Leonora in Verdi's Un Ballo in Maschera in Poznan:
"Listening to the brilliant voice of Joanna Kozlowska is always an absolute delight. This marvelous artist really can sing and also knows very well what she is singing about - no wonder, then, that using the volume of her voice she was able to impart splendor and power of expression to the part of the unhappy Amelia."
-Ruch Muzyczny
Leonora in Verdi’s La forza del destino in Bremen:
"What a wonderful feast of song! It was such an amazing evening in the first half dominated for a strong, fascinating soprano voice of Joanna Kozlowska. She performed Pace, pace with such supernatural pianos people lost their sense of reality and ascended to heaven, heartbroken.”
-Weser Kurier
Forza in Zürich:
"Joanna Kozlowska, with her warm and deeply resounding soprano of wide timbre, was able to perform dramatic passages with ease. Despite the difficulties abounding in this part, her pianissimo voice wasn't remotely compromised in La Vergine degli angeli or the exposed start of Pace, pace."
-Das Opernglas
Giorgietta in Puccini’s Il Tabarro, in Warsaw:
"An excellent performance! The artist has chosen her repertoire wisely so her maturely beautiful soprano voice doesn't show a sign of wear. Her Giorgietta is lyrical, sensual. She is dramatic in the duet with Luigi and moving in the tragic finale!"
-Ruch Muzyczny
Rachmaninoff’s The Bells, Grant Park Music Festival, Chicago:
"The symphony mirrors this with heavily moody vocal solo parts, highlighted by an effortless performance from Polish soprano Joanna Kozlowska."
-Chicago Sun-Times
Amelia in Verdi’s Un ballo in maschera in Bremen:
"Prima donna assoluta was Joanna Kozlowska.

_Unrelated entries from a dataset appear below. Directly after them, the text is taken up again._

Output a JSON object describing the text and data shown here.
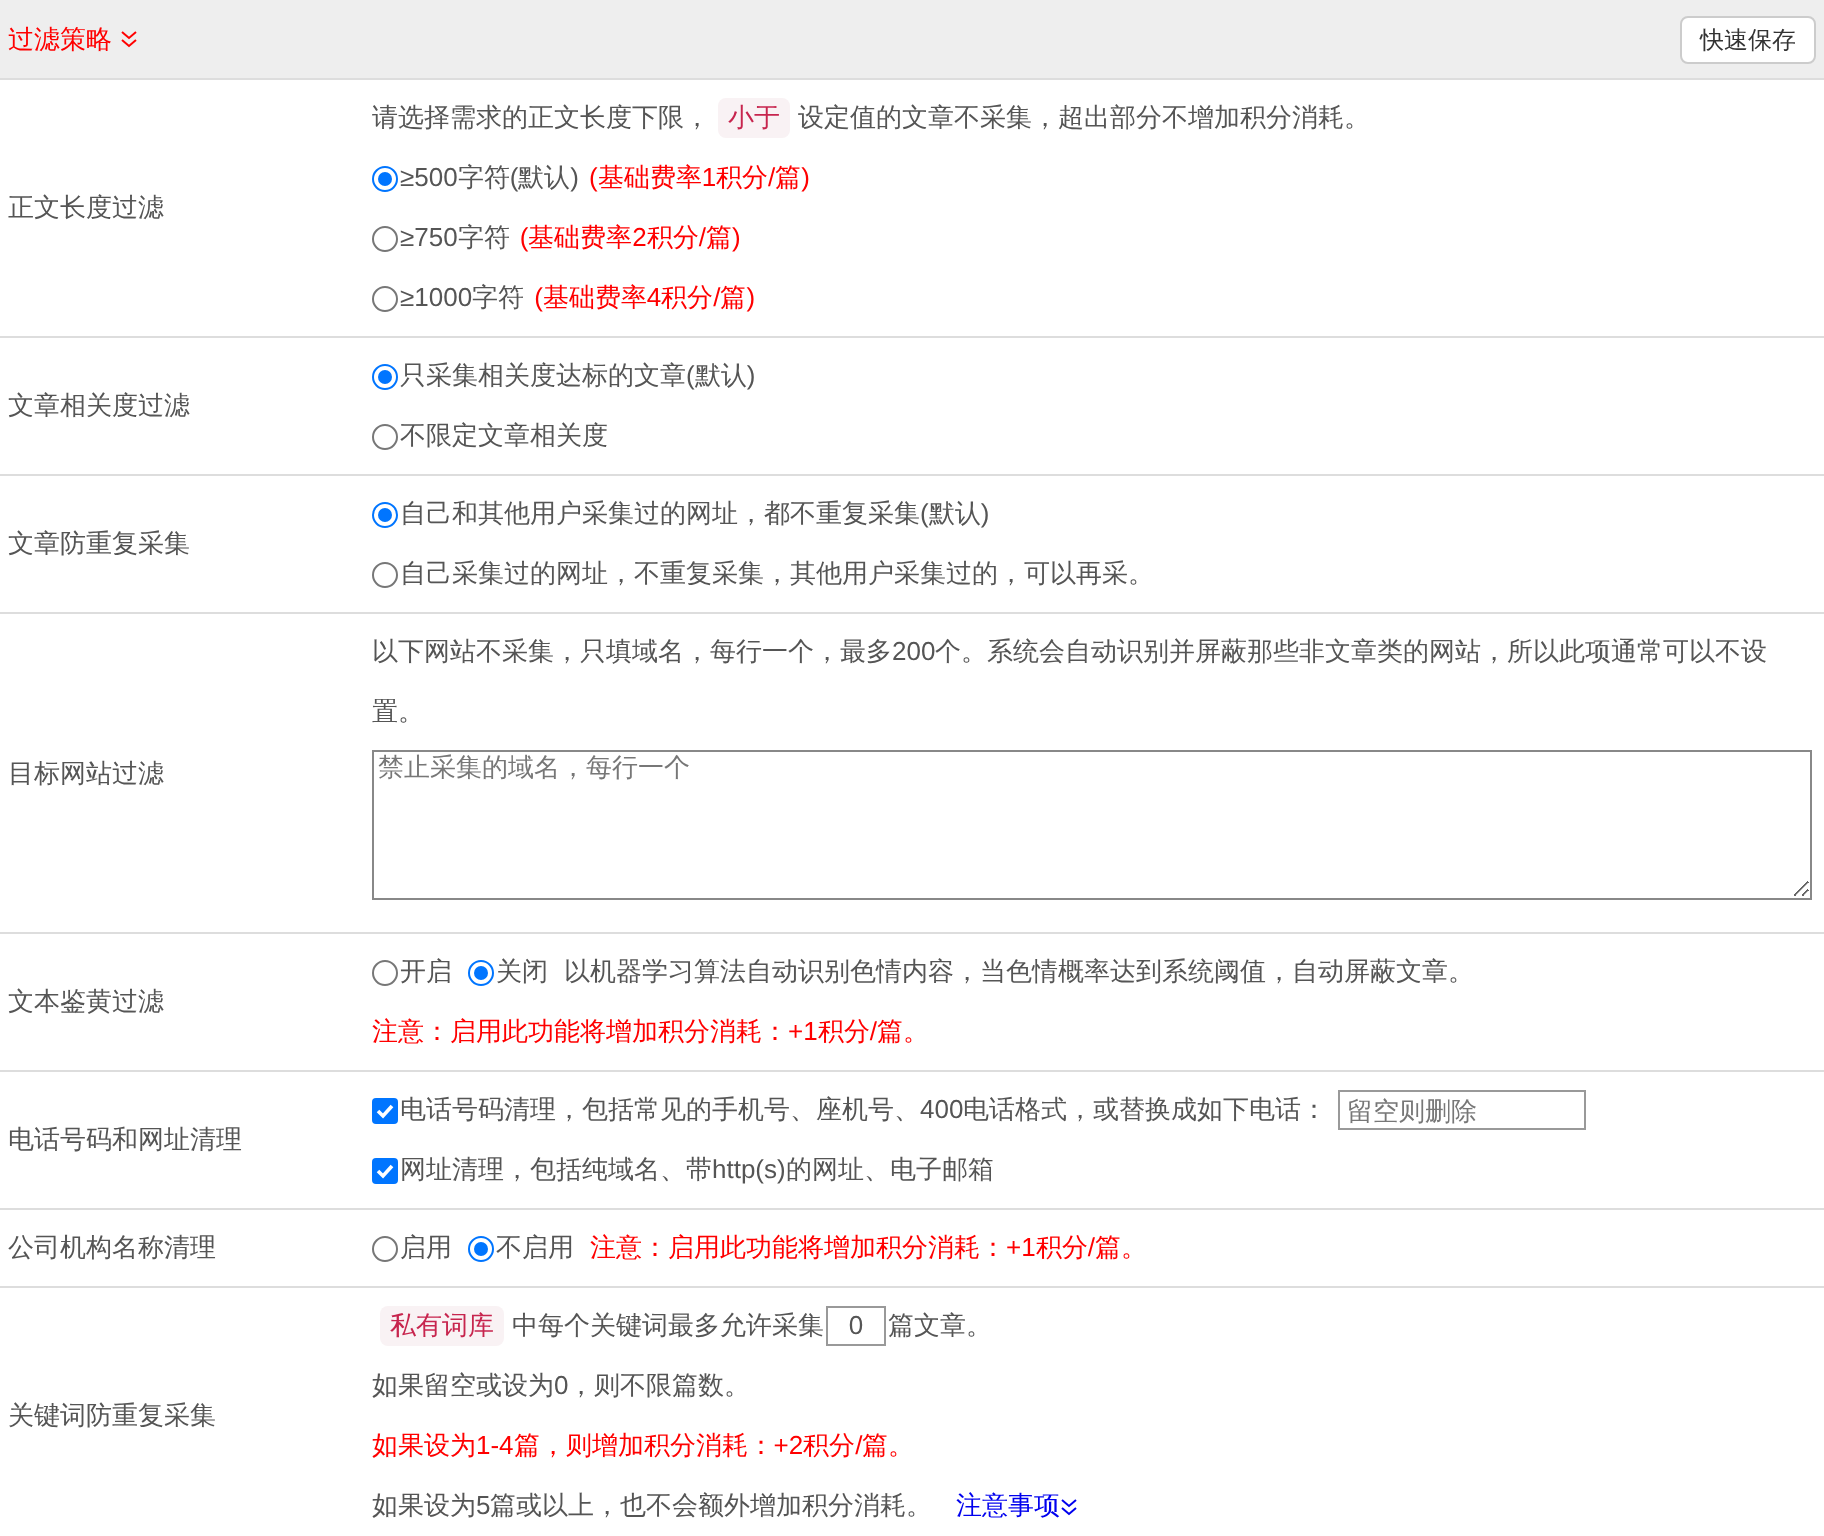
{
  "header": {
    "title": "过滤策略",
    "expanded": true,
    "save_button": "快速保存"
  },
  "rows": [
    {
      "label": "正文长度过滤",
      "lines": [
        {
          "kind": "note",
          "parts": [
            {
              "kind": "text",
              "text": "请选择需求的正文长度下限，"
            },
            {
              "kind": "tag",
              "text": "小于"
            },
            {
              "kind": "text",
              "text": "设定值的文章不采集，超出部分不增加积分消耗。"
            }
          ]
        },
        {
          "kind": "radio",
          "selected": true,
          "text": "≥500字符(默认)",
          "extra": "(基础费率1积分/篇)"
        },
        {
          "kind": "radio",
          "selected": false,
          "text": "≥750字符",
          "extra": "(基础费率2积分/篇)"
        },
        {
          "kind": "radio",
          "selected": false,
          "text": "≥1000字符",
          "extra": "(基础费率4积分/篇)"
        }
      ]
    },
    {
      "label": "文章相关度过滤",
      "lines": [
        {
          "kind": "radio",
          "selected": true,
          "text": "只采集相关度达标的文章(默认)"
        },
        {
          "kind": "radio",
          "selected": false,
          "text": "不限定文章相关度"
        }
      ]
    },
    {
      "label": "文章防重复采集",
      "lines": [
        {
          "kind": "radio",
          "selected": true,
          "text": "自己和其他用户采集过的网址，都不重复采集(默认)"
        },
        {
          "kind": "radio",
          "selected": false,
          "text": "自己采集过的网址，不重复采集，其他用户采集过的，可以再采。"
        }
      ]
    },
    {
      "label": "目标网站过滤",
      "lines": [
        {
          "kind": "note",
          "parts": [
            {
              "kind": "text",
              "text": "以下网站不采集，只填域名，每行一个，最多200个。系统会自动识别并屏蔽那些非文章类的网站，所以此项通常可以不设置。"
            }
          ]
        },
        {
          "kind": "textarea",
          "placeholder": "禁止采集的域名，每行一个"
        }
      ]
    },
    {
      "label": "文本鉴黄过滤",
      "lines": [
        {
          "kind": "radios",
          "options": [
            {
              "text": "开启",
              "selected": false
            },
            {
              "text": "关闭",
              "selected": true
            }
          ],
          "extra": {
            "kind": "note",
            "text": "以机器学习算法自动识别色情内容，当色情概率达到系统阈值，自动屏蔽文章。"
          }
        },
        {
          "kind": "warning",
          "text": "注意：启用此功能将增加积分消耗：+1积分/篇。"
        }
      ]
    },
    {
      "label": "电话号码和网址清理",
      "lines": [
        {
          "kind": "checkbox",
          "checked": true,
          "text": "电话号码清理，包括常见的手机号、座机号、400电话格式，或替换成如下电话：",
          "placeholder": "留空则删除"
        },
        {
          "kind": "checkbox",
          "checked": true,
          "text": "网址清理，包括纯域名、带http(s)的网址、电子邮箱"
        }
      ]
    },
    {
      "label": "公司机构名称清理",
      "lines": [
        {
          "kind": "radios",
          "options": [
            {
              "text": "启用",
              "selected": false
            },
            {
              "text": "不启用",
              "selected": true
            }
          ],
          "extra": {
            "kind": "warning",
            "text": "注意：启用此功能将增加积分消耗：+1积分/篇。"
          }
        }
      ]
    },
    {
      "label": "关键词防重复采集",
      "lines": [
        {
          "kind": "note",
          "parts": [
            {
              "kind": "tag",
              "text": "私有词库"
            },
            {
              "kind": "text",
              "text": "中每个关键词最多允许采集"
            },
            {
              "kind": "input",
              "text": "0"
            },
            {
              "kind": "text",
              "text": "篇文章。"
            }
          ]
        },
        {
          "kind": "note",
          "parts": [
            {
              "kind": "text",
              "text": "如果留空或设为0，则不限篇数。"
            }
          ]
        },
        {
          "kind": "warning",
          "text": "如果设为1-4篇，则增加积分消耗：+2积分/篇。"
        },
        {
          "kind": "note",
          "parts": [
            {
              "kind": "text",
              "text": "如果设为5篇或以上，也不会额外增加积分消耗。"
            }
          ],
          "link": "注意事项"
        }
      ]
    }
  ]
}
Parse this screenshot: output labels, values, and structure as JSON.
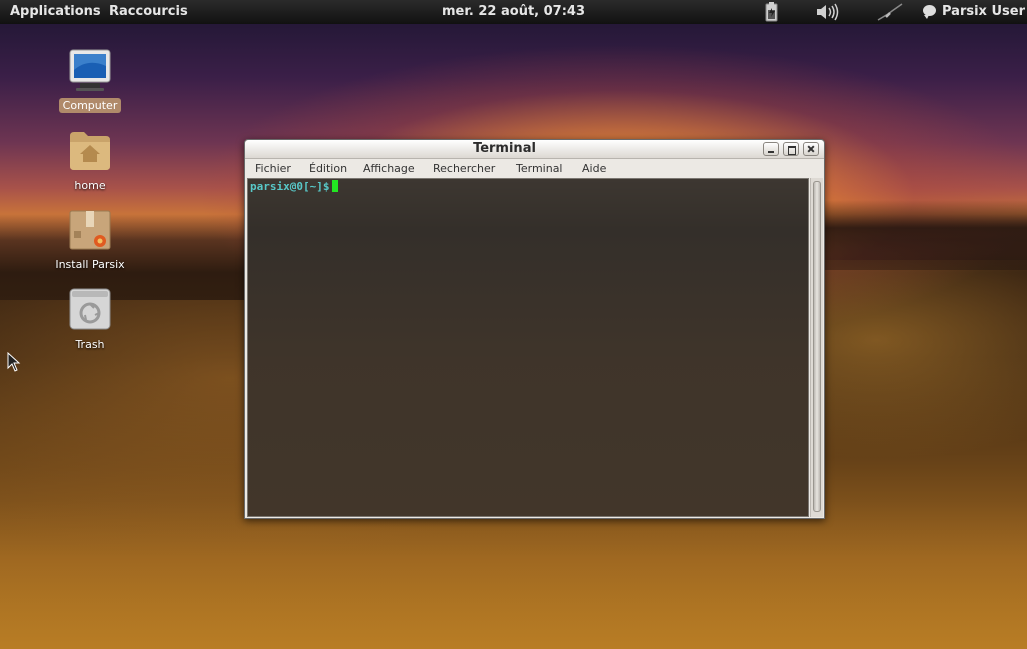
{
  "top_panel": {
    "applications_label": "Applications",
    "raccourcis_label": "Raccourcis",
    "clock": "mer. 22 août, 07:43",
    "user_label": "Parsix User",
    "tray_icons": [
      "battery-icon",
      "volume-icon",
      "network-icon"
    ]
  },
  "desktop": {
    "icons": [
      {
        "label": "Computer",
        "icon": "computer-icon",
        "selected": true
      },
      {
        "label": "home",
        "icon": "home-folder-icon"
      },
      {
        "label": "Install Parsix",
        "icon": "installer-package-icon"
      },
      {
        "label": "Trash",
        "icon": "trash-icon"
      }
    ]
  },
  "terminal": {
    "title": "Terminal",
    "menu": [
      "Fichier",
      "Édition",
      "Affichage",
      "Rechercher",
      "Terminal",
      "Aide"
    ],
    "prompt": "parsix@0[~]$"
  },
  "colors": {
    "prompt": "#58c8c8",
    "cursor": "#22e622",
    "panel": "#1a1a1a",
    "selected_icon_label": "#b08a6a"
  }
}
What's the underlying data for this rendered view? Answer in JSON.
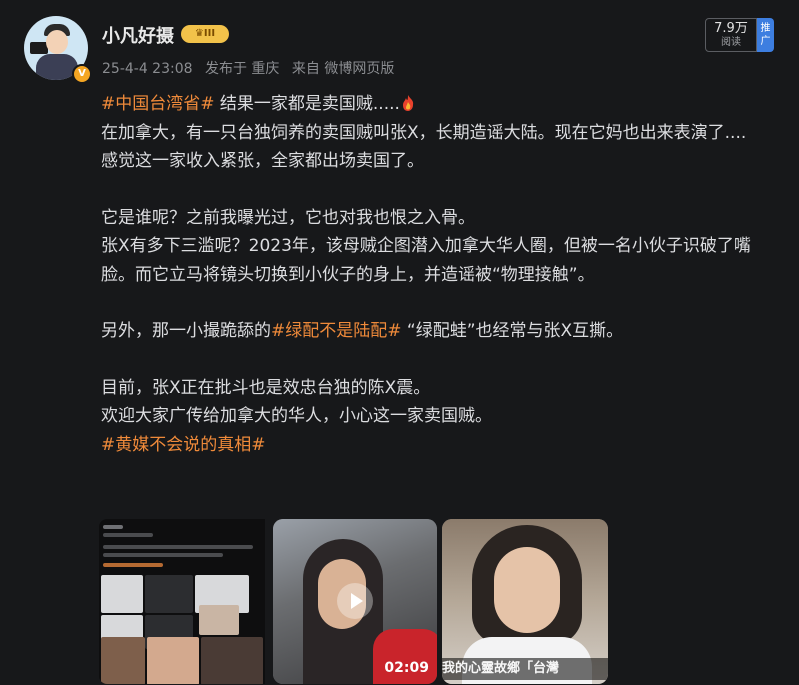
{
  "author": {
    "name": "小凡好摄",
    "level_badge": "III",
    "verified_badge": "V"
  },
  "meta": {
    "date": "25-4-4 23:08",
    "published_in": "发布于 重庆",
    "source": "来自 微博网页版"
  },
  "stats": {
    "reads_value": "7.9万",
    "reads_label": "阅读",
    "promote_label": "推广"
  },
  "post": {
    "tag1": "#中国台湾省#",
    "line1": " 结果一家都是卖国贼.....",
    "line2": "在加拿大，有一只台独饲养的卖国贼叫张X，长期造谣大陆。现在它妈也出来表演了....",
    "line3": "感觉这一家收入紧张，全家都出场卖国了。",
    "line4": "它是谁呢？之前我曝光过，它也对我也恨之入骨。",
    "line5": "张X有多下三滥呢？2023年，该母贼企图潜入加拿大华人圈，但被一名小伙子识破了嘴脸。而它立马将镜头切换到小伙子的身上，并造谣被“物理接触”。",
    "line6_pre": "另外，那一小撮跪舔的",
    "tag2": "#绿配不是陆配#",
    "line6_post": " “绿配蛙”也经常与张X互撕。",
    "line7": "目前，张X正在批斗也是效忠台独的陈X震。",
    "line8": "欢迎大家广传给加拿大的华人，小心这一家卖国贼。",
    "tag3": "#黄媒不会说的真相#"
  },
  "media": {
    "video_duration": "02:09",
    "subtitle": "我的心靈故鄉「台灣"
  },
  "colors": {
    "background": "#17181a",
    "tag": "#ef8a3a",
    "text": "#dcdde0",
    "meta": "#8b8d91",
    "promote": "#3d7ee0"
  },
  "icons": [
    "fire-emoji-icon",
    "crown-icon",
    "play-icon",
    "verified-icon"
  ]
}
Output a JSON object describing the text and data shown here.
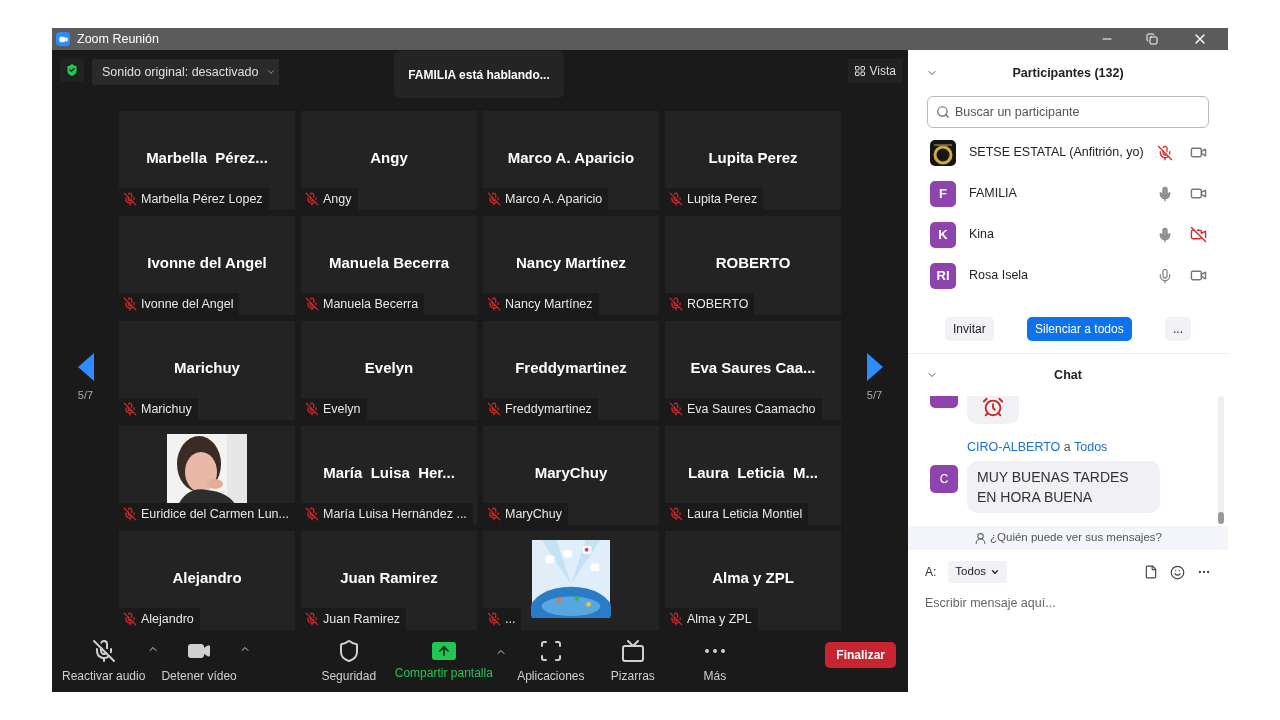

Her Amelia, torn between two men, radiated emotion, her pianos heartrendingly beautiful."
-Weser Kurier
Donna Elvira in Mozart’s Don Giovanni in La Coruna:
“Joanna Kozlowska was able to give meaning to this character, her clear voice and dramatic fevor making her the most lucid of the female characters.”
-Mundoclassico
Tatyana in Tchaikovsky’s Eugen Onegin in Sevilla:
"Her voice, expansive, bright and uniform in every register, her excellent projection and ability to perfectly shape the tone, her fervent passion - all this makes her thoroughly convincing, both in her girlish joy at the beginning of the opera, in the wave of emotion during the letter-writing scene and in the great finale."
-L’Opéra
Alice Ford in Verdi’s Falstaff in concert with the Minnesota Orchestra:
"Polish soprano Joanna Kozlowska revealed a rich, vibrant voice and gave a playful characterization of Alice."
-Opera News
Lisa in Tchaikovsky’s The Queen of Spades in Zurich:
"As Lisa, Joanna Kozlowska exhibited exceptional sensitivity, her youthful, firm, shining tone flavored with a slightly mournful twang that suited the character. Her Act III midnight aria was thrilling."
-Opera News
Liù in Puccini’s Turandot at the Deutsche Oper Berlin:
"The best musical moments were Joanna Kozlowska's. This theatre has not heard such a shattering performance of the slave's death for many years. And it was not the princess but the slave that was the heroine of the night. The audience appreciated and rewarded her outstanding voice with a great ovation."